Sim, porque o “destino” – que determina a
sorte de todos e de cada qual – é o primeiro aspecto da divindade, restando
entender que esse “deus-fadário” seja lógico e justo, ditando boas normas de conduta,
ou seja meramente aleatório, elididos totalmente os conceitos de disciplina e de moral.
Para aquele pensador, cabe ao destino
(Deus) oferecer a cada um as condições ideais para que possa discernir sobre o
bem e o mal, e encaminhar-se pela rota da virtude – ou sair cometendo crimes, pecados e erronias
em geral, por lhe faltarem alternativas – tanto pelo parco descortino da sua
mente, quanto pela falta de oportunidades fáticas para conduzir-se com grandeza.
Eu tendo a fazer um temperamento filosófico
para, em termos, concordar com ambas as partes. Mas, para mim, tudo passa pelas
questões da ética, que nenhum dos dois pensamentos faz referência e conceitua: “A ética é a
disposição pessoal para assumir e cumprir compromissos – tácitos e expressos,
implícitos e explícitos – consigo mesmo, com o próximo, com toda a sociedade”.
As Igrejas impõem a ética religiosa aos
seus fieis, conforme as suas escrituras (códigos geralmente focados no bem comum, conforme sua
moral histórica), e condenam os transgressores aos castigos da
danação infernal. Mas as Igrejas reconhecem que, em virtude da rigidez dos
ditames, ninguém mantém conduta absolutamente reta – mas pode ir corrigindo a
trajetória pela via do arrependimento, para ao final obter o perdão divino pleno.

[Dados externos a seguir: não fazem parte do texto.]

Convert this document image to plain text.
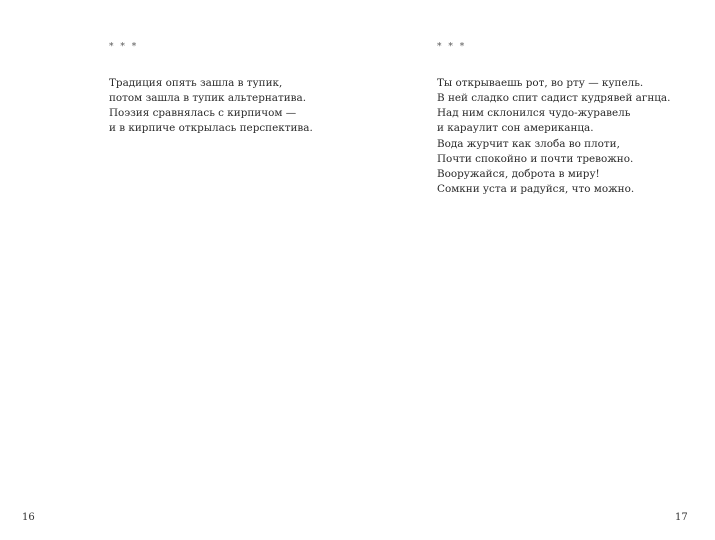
* * *
Традиция опять зашла в тупик,
потом зашла в тупик альтернатива.
Поэзия сравнялась с кирпичом —
и в кирпиче открылась перспектива.
16
* * *
Ты открываешь рот, во рту — купель.
В ней сладко спит садист кудрявей агнца.
Над ним склонился чудо-журавель
и караулит сон американца.
Вода журчит как злоба во плоти,
Почти спокойно и почти тревожно.
Вооружайся, доброта в миру!
Сомкни уста и радуйся, что можно.
17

Sartre, por seu turno, percebe que os
pecadores são aéticos, já que descompromissados, moral e socialmente, porque lhes
faltaram exemplos de vida e experiências luminosas – ou então, ainda por
ignorância, resolverem obedecer a éticas marginais, e então pervertem a
hierarquia lógica devida aos grandes pactos da existência.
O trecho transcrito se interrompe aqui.